#19 Livro de receitas

Carolina Bataier
Diário do fim do mundo
2 min readOct 11, 2020

Cozinhei pela primeira vez um peixe inteiro, desses que a gente faz no forno. Fiquei na dúvida se cortava ou não a cabeça, cortava ou não o rabo, se temperava só por fora ou por dentro também, pensei em ligar pra alguém, em procurar na internet.

Fiz do meu jeito e ficou ótimo. Não passo a receita porque foi improviso, posso dizer os ingredientes e você faz o seu.

Outro dia, numa peça de teatro, o ator falou: não sigo receitas e, por isso, cada prato meu é único. É esse meu estilo, eu pensei, e guardei comigo aquelas palavras. Às vezes dá certo.

Hoje, tomando açaí e dançando in between days, pensei que talvez tenha finalmente esgotado as possibilidades de ser eu. Tantas combinações entre quatro paredes e sete meses. Yoga, meditação, bambolê, malabares. Teve a fase do chocolate todo dia, a cerveja, o suco pelas manhãs, doce de leite, guacamole, pão de queijo, todos os delivery da cidade.

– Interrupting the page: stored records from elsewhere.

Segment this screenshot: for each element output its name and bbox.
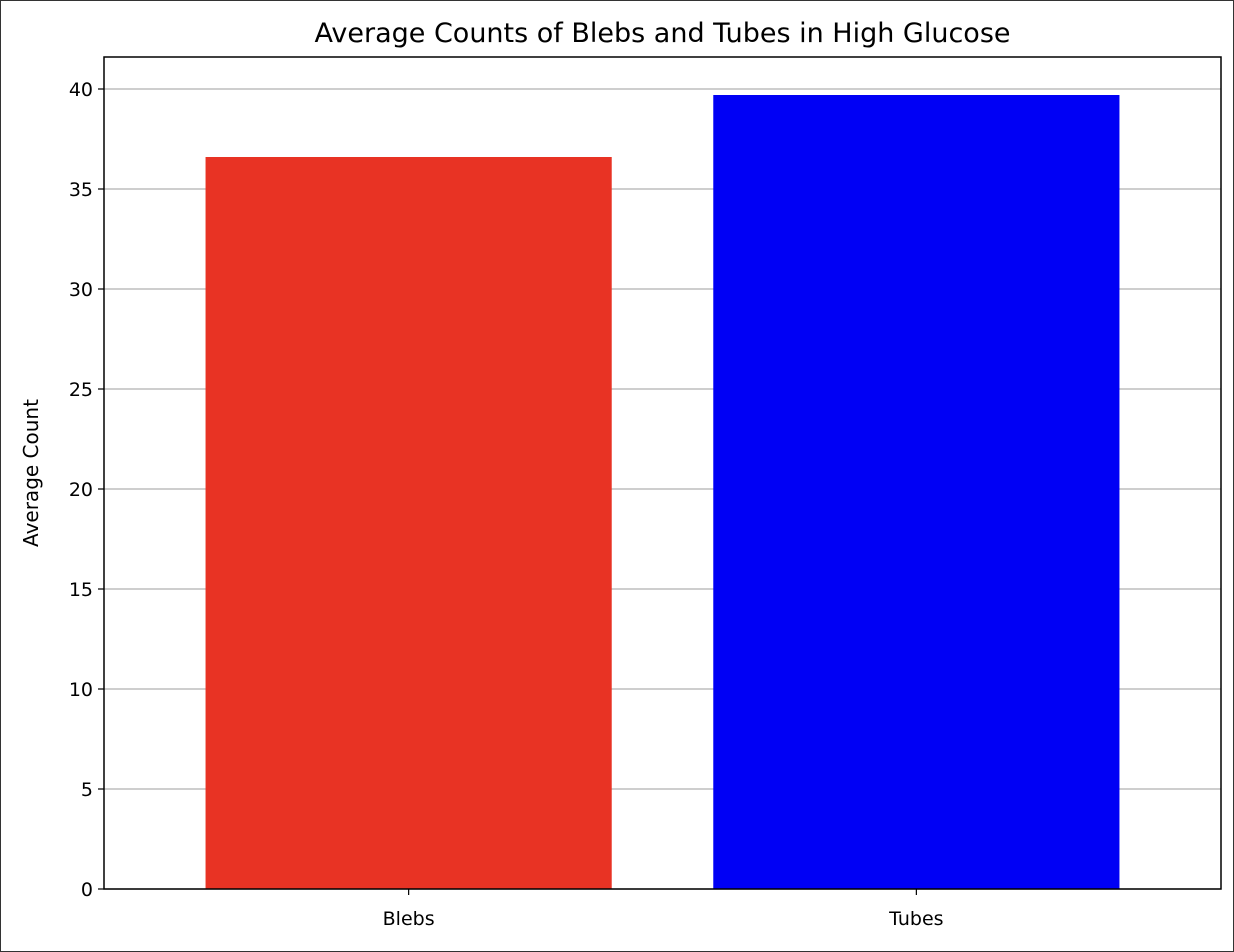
y-axis-label: Average Count <box>19 399 43 547</box>
bars <box>205 95 1120 889</box>
x-tick-label-tubes: Tubes <box>888 908 943 930</box>
y-tick-label-25: 25 <box>69 379 93 401</box>
chart-title: Average Counts of Blebs and Tubes in Hig… <box>314 18 1010 49</box>
y-tick-label-35: 35 <box>69 179 93 201</box>
y-tick-label-5: 5 <box>81 779 93 801</box>
y-tick-label-20: 20 <box>69 479 93 501</box>
plot-area-frame <box>103 56 1222 890</box>
y-tick-label-0: 0 <box>81 879 93 901</box>
y-tick-label-10: 10 <box>69 679 93 701</box>
bar-blebs <box>205 157 612 889</box>
bar-tubes <box>713 95 1120 889</box>
y-tick-label-15: 15 <box>69 579 93 601</box>
x-tick-label-blebs: Blebs <box>383 908 435 930</box>
y-axis-ticks: 0 5 10 15 20 25 30 35 40 <box>69 79 104 901</box>
x-axis-ticks: Blebs Tubes <box>383 889 944 930</box>
y-tick-label-30: 30 <box>69 279 93 301</box>
y-tick-label-40: 40 <box>69 79 93 101</box>
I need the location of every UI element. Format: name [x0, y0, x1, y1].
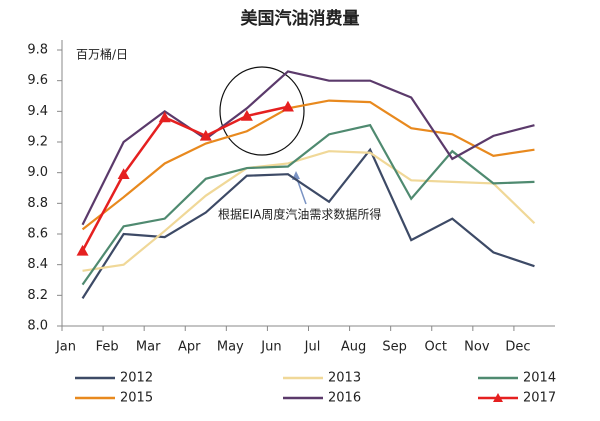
x-tick-label: Sep [382, 340, 407, 355]
x-tick-label: Apr [178, 340, 201, 355]
series-line [81, 70, 535, 226]
x-tick-label: Nov [464, 340, 490, 355]
legend-label: 2015 [120, 391, 153, 406]
y-unit-label: 百万桶/日 [76, 47, 128, 62]
series-line [81, 105, 289, 252]
y-tick-label: 8.8 [27, 196, 48, 211]
y-tick-label: 9.4 [27, 104, 48, 119]
series-line [81, 147, 535, 299]
series-line [82, 150, 536, 272]
legend-marker [493, 393, 503, 402]
point-marker [281, 100, 294, 112]
x-tick-label: Oct [425, 340, 447, 355]
legend-label: 2014 [523, 371, 556, 386]
y-tick-label: 9.2 [27, 135, 48, 150]
y-tick-label: 8.4 [27, 257, 48, 272]
legend-label: 2013 [328, 371, 361, 386]
annotation: 根据EIA周度汽油需求数据所得 [218, 207, 381, 222]
x-tick-label: Aug [341, 340, 366, 355]
y-tick-label: 8.6 [27, 227, 48, 242]
point-marker [199, 129, 212, 141]
x-tick-label: Jul [304, 340, 321, 355]
legend-label: 2012 [120, 371, 153, 386]
legend-label: 2017 [523, 391, 556, 406]
y-tick-label: 8.2 [27, 288, 48, 303]
series-line [81, 123, 535, 286]
y-tick-label: 8.0 [27, 319, 48, 334]
point-marker [76, 244, 89, 256]
x-tick-label: Dec [505, 340, 530, 355]
legend-label: 2016 [328, 391, 361, 406]
x-tick-label: Mar [136, 340, 161, 355]
x-tick-label: Feb [96, 340, 119, 355]
point-marker [158, 111, 171, 123]
y-tick-label: 9.8 [27, 43, 48, 58]
x-tick-label: May [217, 340, 244, 355]
highlight-ellipse [219, 66, 305, 156]
y-tick-label: 9.0 [27, 165, 48, 180]
y-tick-label: 9.6 [27, 73, 48, 88]
x-tick-label: Jan [55, 340, 76, 355]
x-tick-label: Jun [260, 340, 281, 355]
point-marker [240, 109, 253, 121]
point-marker [117, 168, 130, 179]
series-line [81, 99, 535, 231]
chart-title: 美国汽油消费量 [241, 8, 360, 29]
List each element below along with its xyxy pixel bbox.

Dois ciclos de meditação, pole dance, corrida na rua, bicicleta no fim de tarde e alongamento na praia. Curso de escrita, de leitura, de dança. Live com amigos, contos, plantas, gatos, incensos, livros, novas almofadas e todas as possibilidades de coexistência desses fatores. Cerveja depois da meditação, alongamento de pijama, funk e incenso no chuveiro, faxina ao som de sertanejo, malabares no quintal, pôr do sol de cima do banquinho do jardim onde eu nunca havia estado, uma tarde inteira de choro rasgado e sem aviso prévio, umas lágrimas murchas arrancadas com música, acordar de madrugada sonhando que uma igreja velha desabava sobre minha cabeça, boas noite de sono.

Mudei a posição de dormir, mudei os móveis da casa, comecei terapia. Outro artista me falou que o contrário da vida não é a morte, mas a falta de movimento e isso eu também guardei.

Hoje, chegou mais um livro pelos Correios, abri e estava lá:

O sertão não tem janelas, nem portas. E a regra é assim: ou o Senhor Bendito governa o sertão, ou o sertão maldito vos governa.

É do Guimarães Rosa, o mesmo que disse: sertão é dentro da gente.